Declarations become the source of truth: a column added, dropped, or retyped in the warehouse is not picked up until you update the declaration and redeploy (unlike reflection, which self-corrects on reconnect). Best suited to schemas your team controls and changes deliberately.
Instrumentation
The adapter uses ActiveRecord's standard AbstractAdapter#log for query instrumentation, so any ActiveSupport::Notifications subscriber on sql.active_record picks up Trino queries automatically.
In addition, queries exceeding slow_query_threshold_seconds emit an active_record_trino.slow_query notification with payload { sql:, duration:, query_id:, info_uri: }. The info_uri deep-links to the query's stats page in the Trino web UI, which is handy for diagnosing slow paths.
Diagnostics
For one-off latency investigation, ActiveRecord::Trino::Diagnostics.profile(model_class) runs a sample query and reports where the time went, broken down between the Ruby/AR side and Trino's own per-query stats:
ActiveRecord::Trino::Diagnostics.profile(SalesByDay)
# => {
# schema_time: 0.45, # Ruby-side seconds for information_schema.columns
# query_time: 1.12, # Ruby-side seconds for the sample SELECT
# query_id: "20260520_...", # Trino query_id (deep-link via info_uri)

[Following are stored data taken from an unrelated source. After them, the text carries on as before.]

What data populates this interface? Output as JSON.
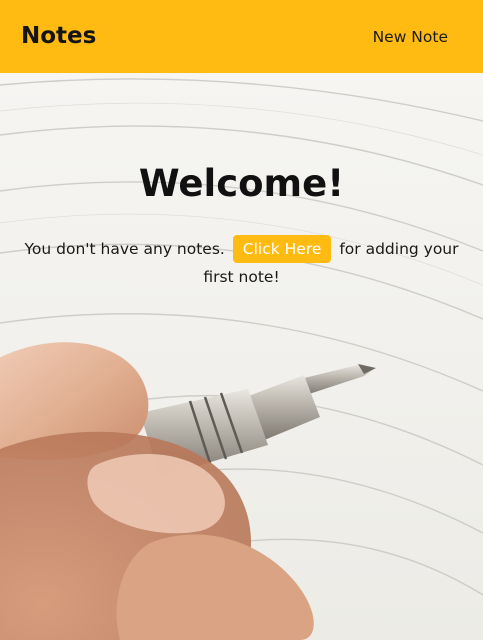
{
  "navbar": {
    "brand": "Notes",
    "new_note_label": "New Note"
  },
  "welcome": {
    "title": "Welcome!",
    "message_before": "You don't have any notes.",
    "cta_label": "Click Here",
    "message_after": "for adding your first note!"
  },
  "colors": {
    "accent": "#ffbb12",
    "cta_text": "#ffffff",
    "text": "#111111"
  }
}
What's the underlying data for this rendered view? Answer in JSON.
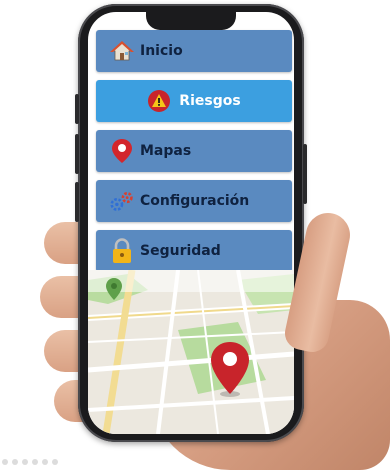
{
  "menu": {
    "items": [
      {
        "label": "Inicio",
        "icon": "home-icon",
        "active": false
      },
      {
        "label": "Riesgos",
        "icon": "warning-icon",
        "active": true
      },
      {
        "label": "Mapas",
        "icon": "map-pin-icon",
        "active": false
      },
      {
        "label": "Configuración",
        "icon": "settings-gears-icon",
        "active": false
      },
      {
        "label": "Seguridad",
        "icon": "lock-icon",
        "active": false
      }
    ]
  },
  "colors": {
    "menu_item": "#5a8ac0",
    "menu_item_active": "#3c9fe0",
    "label_text": "#0f2240",
    "pin_red": "#c8242b"
  }
}
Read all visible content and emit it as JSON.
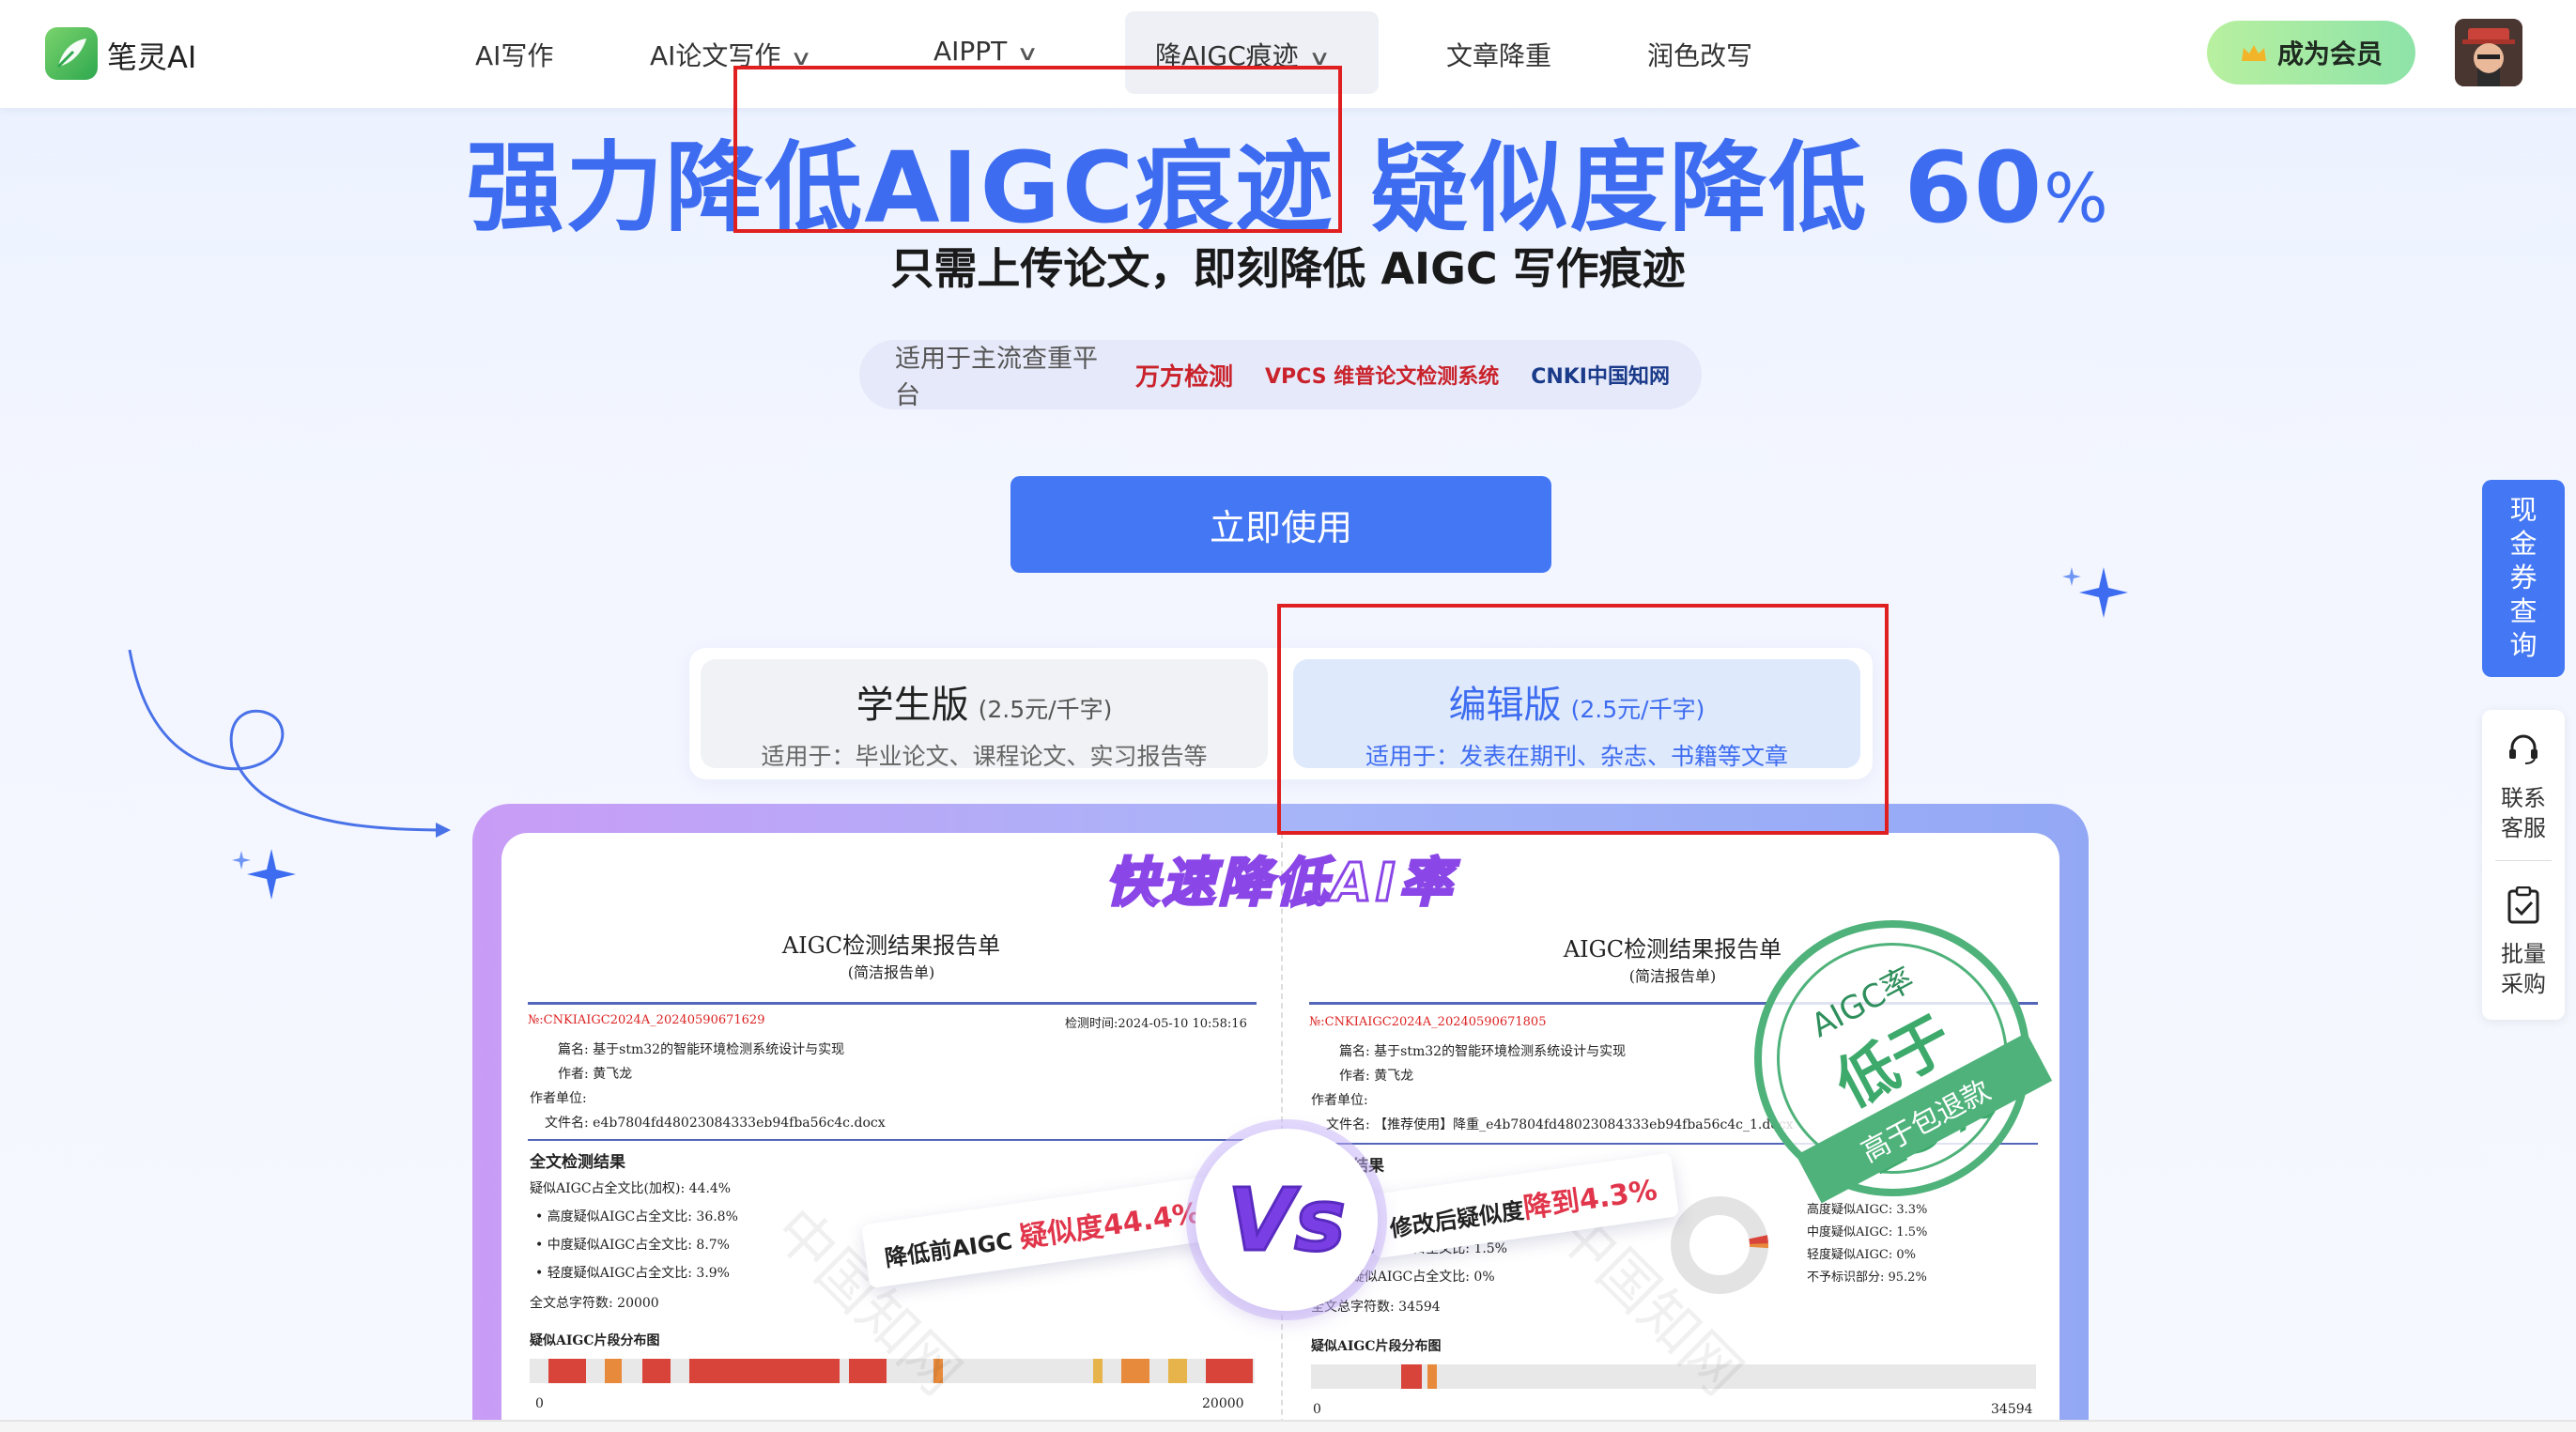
{
  "brand": {
    "name": "笔灵AI"
  },
  "nav": {
    "items": [
      {
        "label": "AI写作",
        "chevron": false
      },
      {
        "label": "AI论文写作",
        "chevron": true
      },
      {
        "label": "AIPPT",
        "chevron": true
      },
      {
        "label": "降AIGC痕迹",
        "chevron": true,
        "active": true
      },
      {
        "label": "文章降重",
        "chevron": false
      },
      {
        "label": "润色改写",
        "chevron": false
      }
    ],
    "member_button": "成为会员"
  },
  "hero": {
    "title_part1": "强力降低AIGC痕迹 疑似度降低 60",
    "title_pct": "%",
    "subtitle": "只需上传论文，即刻降低 AIGC 写作痕迹",
    "platforms_label": "适用于主流查重平台",
    "platforms": [
      "万方检测",
      "VPCS 维普论文检测系统",
      "CNKI中国知网"
    ],
    "cta": "立即使用"
  },
  "versions": [
    {
      "name": "学生版",
      "price": "(2.5元/千字)",
      "desc": "适用于：毕业论文、课程论文、实习报告等",
      "selected": false
    },
    {
      "name": "编辑版",
      "price": "(2.5元/千字)",
      "desc": "适用于：发表在期刊、杂志、书籍等文章",
      "selected": true
    }
  ],
  "showcase": {
    "title": "快速降低AI率",
    "left_report": {
      "title": "AIGC检测结果报告单",
      "subtitle": "(简洁报告单)",
      "no": "№:CNKIAIGC2024A_20240590671629",
      "time": "检测时间:2024-05-10 10:58:16",
      "paper": "篇名: 基于stm32的智能环境检测系统设计与实现",
      "author": "作者: 黄飞龙",
      "unit": "作者单位:",
      "file": "文件名: e4b7804fd48023084333eb94fba56c4c.docx",
      "section": "全文检测结果",
      "lines": [
        "疑似AIGC占全文比(加权): 44.4%",
        "• 高度疑似AIGC占全文比: 36.8%",
        "• 中度疑似AIGC占全文比: 8.7%",
        "• 轻度疑似AIGC占全文比: 3.9%",
        "全文总字符数: 20000"
      ],
      "dist_label": "疑似AIGC片段分布图",
      "axis_start": "0",
      "axis_end": "20000"
    },
    "right_report": {
      "title": "AIGC检测结果报告单",
      "subtitle": "(简洁报告单)",
      "no": "№:CNKIAIGC2024A_20240590671805",
      "paper": "篇名: 基于stm32的智能环境检测系统设计与实现",
      "author": "作者: 黄飞龙",
      "unit": "作者单位:",
      "file": "文件名: 【推荐使用】降重_e4b7804fd48023084333eb94fba56c4c_1.docx",
      "section": "检测结果",
      "lines": [
        "• 轻度疑似AIGC占全文比: 1.5%",
        "• 轻度疑似AIGC占全文比: 0%",
        "全文总字符数: 34594"
      ],
      "legend": [
        "高度疑似AIGC: 3.3%",
        "中度疑似AIGC: 1.5%",
        "轻度疑似AIGC: 0%",
        "不予标识部分: 95.2%"
      ],
      "dist_label": "疑似AIGC片段分布图",
      "axis_start": "0",
      "axis_end": "34594"
    },
    "tag_before": "降低前AIGC",
    "tag_before_value": "疑似度44.4%",
    "tag_after": "修改后疑似度",
    "tag_after_value": "降到4.3%",
    "vs": "Vs",
    "stamp_top": "AIGC率",
    "stamp_mid": "低于15%",
    "stamp_bottom": "高于包退款",
    "watermark": "中国知网"
  },
  "side": {
    "coupon": "现金券查询",
    "service": "联系客服",
    "bulk": "批量采购"
  },
  "colors": {
    "primary": "#4477f3",
    "accent_purple": "#7a3fe4",
    "stamp_green": "#4fb27a",
    "highlight_box": "#e02020"
  }
}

# info_uri: "https://...", # URL to the query's stats page
# queued_time_ms: 50, # Trino-side: queued waiting for resources
# elapsed_time_ms: 800, # Trino-side: total wall clock
# cpu_time_ms: 200, # Trino-side: CPU time spent
# wall_time_ms: 750, # Trino-side: execution wall time
# state: "FINISHED"
# }
The same metadata is available on the connection after any query:
SalesByDay.first
connection = SalesByDay.connection
connection.last_query_id # Trino query_id of the most recent query
connection.last_query_info_uri # Direct URL to the Trino UI for that query
connection.last_query_stats # Hash of state, queued_time_millis, elapsed_time_millis, etc.
Development
- Clone the repository.
- Install dependencies:
bundle install. - Run the test suite:
bundle exec rspec. - Run the linter:
bundle exec rubocop.
Testing across Rails versions
Use Appraisal to run the suite against each supported Rails minor:
bundle exec appraisal install
bundle exec appraisal rspec
Testing changes locally in another app
# In the consuming application's Gemfile
gem "activerecord-trino-adapter", path: "path/to/activerecord-trino-adapter"
License
This project is licensed under the MIT License — see the LICENSE.txt file for details.